Nazak Afshar

= Nazak Afshar =

French-Iranian woman imprisoned in Iran

Nazak Afshar (نازَک افشار) is a French-Iranian woman currently imprisoned in Iran. Iranian authorities arrested Afshar in March 2016 upon her arrival in the country to visit her critically ill mother. Afshar, who formerly worked at the French embassy in Tehran, "had previously been arrested in 2009 on charges of spying and of acting against Iran's national security." Due to the intervention of the French government at that time, she was freed and left the country that year.

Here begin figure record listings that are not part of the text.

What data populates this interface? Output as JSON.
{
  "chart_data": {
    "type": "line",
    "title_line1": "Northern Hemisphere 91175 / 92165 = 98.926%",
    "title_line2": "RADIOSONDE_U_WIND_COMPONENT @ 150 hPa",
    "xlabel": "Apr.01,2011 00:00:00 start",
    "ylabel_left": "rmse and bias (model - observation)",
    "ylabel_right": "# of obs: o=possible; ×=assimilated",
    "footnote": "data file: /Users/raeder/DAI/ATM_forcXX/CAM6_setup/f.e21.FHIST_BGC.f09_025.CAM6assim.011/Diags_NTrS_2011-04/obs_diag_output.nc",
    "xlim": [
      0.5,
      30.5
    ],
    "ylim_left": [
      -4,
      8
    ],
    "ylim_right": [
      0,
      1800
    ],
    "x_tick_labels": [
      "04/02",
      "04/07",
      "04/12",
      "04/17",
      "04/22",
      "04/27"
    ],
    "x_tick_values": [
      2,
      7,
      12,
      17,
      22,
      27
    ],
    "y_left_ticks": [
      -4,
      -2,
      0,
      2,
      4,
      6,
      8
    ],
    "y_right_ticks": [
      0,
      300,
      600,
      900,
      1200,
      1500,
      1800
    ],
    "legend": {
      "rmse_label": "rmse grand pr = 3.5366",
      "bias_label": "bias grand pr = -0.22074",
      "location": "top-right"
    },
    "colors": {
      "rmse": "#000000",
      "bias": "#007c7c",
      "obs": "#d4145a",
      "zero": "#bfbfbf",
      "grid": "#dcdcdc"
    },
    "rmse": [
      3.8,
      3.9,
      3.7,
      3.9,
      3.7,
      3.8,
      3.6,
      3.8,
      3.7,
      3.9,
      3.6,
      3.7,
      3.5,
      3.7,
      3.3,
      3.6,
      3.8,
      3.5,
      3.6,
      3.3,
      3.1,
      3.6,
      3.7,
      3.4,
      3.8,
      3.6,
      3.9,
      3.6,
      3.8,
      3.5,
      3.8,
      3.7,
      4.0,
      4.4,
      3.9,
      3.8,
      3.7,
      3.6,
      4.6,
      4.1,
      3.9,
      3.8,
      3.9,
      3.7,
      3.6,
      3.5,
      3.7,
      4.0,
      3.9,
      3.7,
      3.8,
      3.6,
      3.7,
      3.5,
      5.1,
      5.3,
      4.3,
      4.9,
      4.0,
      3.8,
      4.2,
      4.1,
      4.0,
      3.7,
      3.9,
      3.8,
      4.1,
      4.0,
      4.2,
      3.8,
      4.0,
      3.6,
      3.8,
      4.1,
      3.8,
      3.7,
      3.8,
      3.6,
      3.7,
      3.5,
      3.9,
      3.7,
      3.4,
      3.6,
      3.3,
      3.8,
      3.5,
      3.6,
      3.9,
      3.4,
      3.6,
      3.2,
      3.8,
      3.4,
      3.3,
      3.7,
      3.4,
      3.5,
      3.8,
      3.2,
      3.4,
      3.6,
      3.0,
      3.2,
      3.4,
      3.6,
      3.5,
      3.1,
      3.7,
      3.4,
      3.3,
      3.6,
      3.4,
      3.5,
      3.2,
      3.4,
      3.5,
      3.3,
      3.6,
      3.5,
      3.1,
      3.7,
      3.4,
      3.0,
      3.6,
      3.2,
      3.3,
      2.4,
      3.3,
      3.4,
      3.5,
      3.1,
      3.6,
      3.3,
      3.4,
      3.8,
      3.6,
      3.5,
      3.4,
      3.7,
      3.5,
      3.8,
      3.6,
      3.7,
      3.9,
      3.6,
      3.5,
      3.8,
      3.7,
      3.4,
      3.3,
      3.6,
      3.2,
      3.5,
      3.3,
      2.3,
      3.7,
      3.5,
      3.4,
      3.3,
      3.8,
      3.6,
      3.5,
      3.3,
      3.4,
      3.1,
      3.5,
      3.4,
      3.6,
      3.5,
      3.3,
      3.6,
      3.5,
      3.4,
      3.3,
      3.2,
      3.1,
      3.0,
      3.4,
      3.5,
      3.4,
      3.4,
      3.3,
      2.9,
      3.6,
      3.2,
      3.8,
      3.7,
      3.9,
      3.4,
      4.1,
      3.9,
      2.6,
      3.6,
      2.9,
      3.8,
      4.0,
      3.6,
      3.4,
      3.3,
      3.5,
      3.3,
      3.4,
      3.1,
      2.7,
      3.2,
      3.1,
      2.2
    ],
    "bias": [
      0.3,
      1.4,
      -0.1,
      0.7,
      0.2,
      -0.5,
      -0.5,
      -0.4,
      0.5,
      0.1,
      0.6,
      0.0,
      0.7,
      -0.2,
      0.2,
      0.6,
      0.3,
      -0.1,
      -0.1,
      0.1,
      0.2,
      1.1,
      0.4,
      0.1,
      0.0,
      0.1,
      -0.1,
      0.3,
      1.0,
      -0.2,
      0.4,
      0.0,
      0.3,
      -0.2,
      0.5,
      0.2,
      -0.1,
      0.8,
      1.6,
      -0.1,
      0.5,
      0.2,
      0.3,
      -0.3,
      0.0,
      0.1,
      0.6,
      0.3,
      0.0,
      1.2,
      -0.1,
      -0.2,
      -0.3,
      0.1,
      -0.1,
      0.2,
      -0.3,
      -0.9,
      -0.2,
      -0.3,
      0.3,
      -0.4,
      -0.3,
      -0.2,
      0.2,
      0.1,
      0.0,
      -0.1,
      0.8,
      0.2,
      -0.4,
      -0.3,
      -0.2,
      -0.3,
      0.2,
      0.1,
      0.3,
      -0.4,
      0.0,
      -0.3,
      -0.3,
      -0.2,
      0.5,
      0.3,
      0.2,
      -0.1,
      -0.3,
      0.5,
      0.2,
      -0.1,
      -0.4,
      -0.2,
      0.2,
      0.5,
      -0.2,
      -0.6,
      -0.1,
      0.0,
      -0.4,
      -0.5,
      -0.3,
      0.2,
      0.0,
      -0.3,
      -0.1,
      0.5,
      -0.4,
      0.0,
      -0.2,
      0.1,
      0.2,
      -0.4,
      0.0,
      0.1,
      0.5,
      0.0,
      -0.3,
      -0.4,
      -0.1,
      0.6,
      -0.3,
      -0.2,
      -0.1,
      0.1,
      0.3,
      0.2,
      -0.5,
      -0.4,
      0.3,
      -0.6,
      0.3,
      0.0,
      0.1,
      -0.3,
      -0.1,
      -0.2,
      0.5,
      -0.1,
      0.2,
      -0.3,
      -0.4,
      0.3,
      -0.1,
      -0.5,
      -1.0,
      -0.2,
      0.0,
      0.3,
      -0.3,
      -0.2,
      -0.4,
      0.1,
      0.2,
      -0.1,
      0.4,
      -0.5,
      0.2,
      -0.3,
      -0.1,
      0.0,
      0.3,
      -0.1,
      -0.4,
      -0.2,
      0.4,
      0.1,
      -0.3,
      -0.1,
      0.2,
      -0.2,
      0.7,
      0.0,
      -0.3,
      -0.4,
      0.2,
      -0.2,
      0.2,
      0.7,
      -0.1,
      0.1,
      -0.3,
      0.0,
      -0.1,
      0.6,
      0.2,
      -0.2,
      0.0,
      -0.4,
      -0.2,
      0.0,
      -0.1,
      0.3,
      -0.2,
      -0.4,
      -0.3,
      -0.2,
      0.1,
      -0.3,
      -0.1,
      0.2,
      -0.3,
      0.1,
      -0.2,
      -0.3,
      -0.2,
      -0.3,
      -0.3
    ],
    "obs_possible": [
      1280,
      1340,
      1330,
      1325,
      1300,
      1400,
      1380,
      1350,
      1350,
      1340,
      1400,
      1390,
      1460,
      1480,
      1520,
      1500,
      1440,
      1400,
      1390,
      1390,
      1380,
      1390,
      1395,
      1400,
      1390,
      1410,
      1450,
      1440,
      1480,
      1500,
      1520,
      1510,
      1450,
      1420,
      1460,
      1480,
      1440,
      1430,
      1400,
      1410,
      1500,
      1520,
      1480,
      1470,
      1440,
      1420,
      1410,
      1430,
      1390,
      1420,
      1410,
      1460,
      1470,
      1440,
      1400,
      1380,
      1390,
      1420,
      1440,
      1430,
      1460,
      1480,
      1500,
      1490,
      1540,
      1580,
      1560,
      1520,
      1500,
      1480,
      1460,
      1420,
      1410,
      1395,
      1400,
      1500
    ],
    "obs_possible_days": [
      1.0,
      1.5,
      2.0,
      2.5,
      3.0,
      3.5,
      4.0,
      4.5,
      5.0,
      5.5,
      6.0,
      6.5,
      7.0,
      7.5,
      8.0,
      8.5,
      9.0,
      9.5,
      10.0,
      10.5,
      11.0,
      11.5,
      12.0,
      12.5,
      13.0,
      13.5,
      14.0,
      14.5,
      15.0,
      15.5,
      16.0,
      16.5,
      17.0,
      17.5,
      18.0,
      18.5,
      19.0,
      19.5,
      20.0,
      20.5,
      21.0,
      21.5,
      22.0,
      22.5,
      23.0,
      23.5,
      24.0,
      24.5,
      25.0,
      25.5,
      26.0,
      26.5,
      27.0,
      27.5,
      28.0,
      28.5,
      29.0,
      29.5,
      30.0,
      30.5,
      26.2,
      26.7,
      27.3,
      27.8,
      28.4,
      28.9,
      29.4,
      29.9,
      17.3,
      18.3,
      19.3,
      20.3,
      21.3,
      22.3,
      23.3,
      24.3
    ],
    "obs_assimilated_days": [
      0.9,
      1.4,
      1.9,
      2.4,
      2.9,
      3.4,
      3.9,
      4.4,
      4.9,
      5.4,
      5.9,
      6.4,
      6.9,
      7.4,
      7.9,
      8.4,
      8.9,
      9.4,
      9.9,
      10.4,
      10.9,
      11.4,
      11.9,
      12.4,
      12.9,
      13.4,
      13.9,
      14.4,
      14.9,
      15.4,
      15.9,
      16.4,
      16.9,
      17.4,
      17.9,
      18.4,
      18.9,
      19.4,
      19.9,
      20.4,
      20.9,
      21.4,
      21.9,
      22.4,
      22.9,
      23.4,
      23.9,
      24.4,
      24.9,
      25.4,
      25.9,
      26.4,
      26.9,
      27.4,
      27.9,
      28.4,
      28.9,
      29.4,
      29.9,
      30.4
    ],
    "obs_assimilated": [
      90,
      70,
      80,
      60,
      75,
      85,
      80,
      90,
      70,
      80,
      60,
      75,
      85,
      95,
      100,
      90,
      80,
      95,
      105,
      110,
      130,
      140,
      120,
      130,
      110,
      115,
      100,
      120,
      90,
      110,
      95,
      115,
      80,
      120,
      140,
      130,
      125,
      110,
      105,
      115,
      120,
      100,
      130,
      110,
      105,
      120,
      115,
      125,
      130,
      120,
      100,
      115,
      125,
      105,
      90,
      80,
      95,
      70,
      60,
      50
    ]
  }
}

In April 2016, the Iranian judiciary reportedly sentenced her to six years in prison.

==Arrest in 2009==
She was arrested in the summer of 2009 after the controversial presidential election for participating in several demonstrations and working in the cultural section of the French Embassy, and on charges of sending emails to certain individuals about news and protest events after the June 12, 2009 elections, and "causing unrest and creating a network and sheltering rioters in the cultural section of the French Embassy." She was released after a while and went to France.

Ms. Afshar's release came 24 hours after the European Union warned Iranian authorities that the trial of Nazk Afshar and Hossein Rassam (photojournalist and other detainees from the 2009 protests) would be a united front against Tehran's actions.

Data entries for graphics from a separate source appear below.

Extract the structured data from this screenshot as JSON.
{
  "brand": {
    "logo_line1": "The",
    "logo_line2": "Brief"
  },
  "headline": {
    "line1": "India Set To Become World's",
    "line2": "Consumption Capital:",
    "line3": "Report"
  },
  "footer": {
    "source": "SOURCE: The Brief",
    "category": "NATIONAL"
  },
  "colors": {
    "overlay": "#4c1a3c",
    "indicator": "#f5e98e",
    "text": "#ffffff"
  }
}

However, it is said that her release was mediated by the Syrian government, and following her release, the office of then-President Nicolas Sarkozy issued a statement appreciating the cooperation of countries close to Iran, including Syria, in freeing the employee of the French embassy in Tehran.

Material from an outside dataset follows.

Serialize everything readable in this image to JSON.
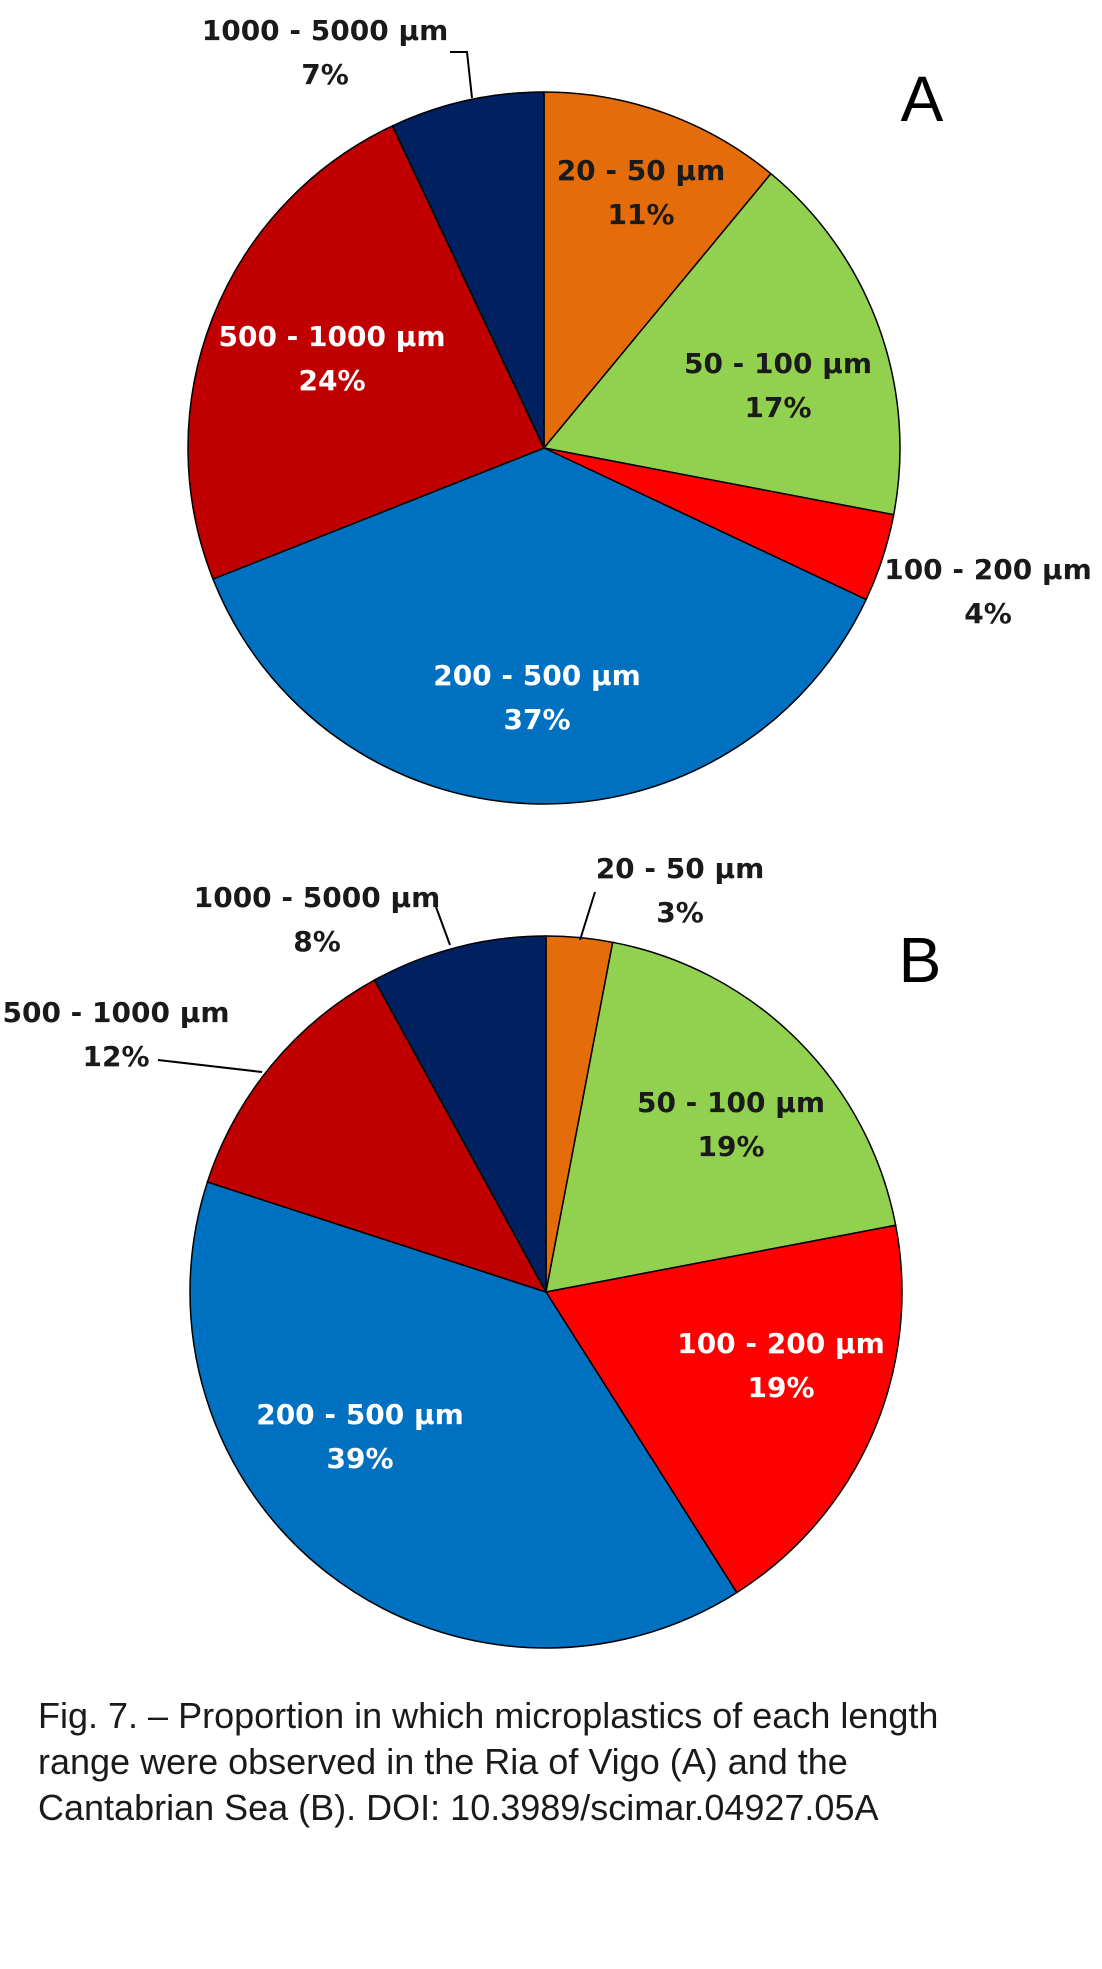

==Receiving the Legion of Honor==
Nazak Afshar received the Legion of Honor in Paris in 2011. The ceremony to award the medal to Nazak Afshar was held at her home and in the presence of the former French ambassador to Tehran on behalf of Nicolas Sarkozy. She said "Because I have been working within the framework of cooperation between the Iranian and French governments for 20 years, the French government and the president personally recognized that I am worthy of receiving this medal."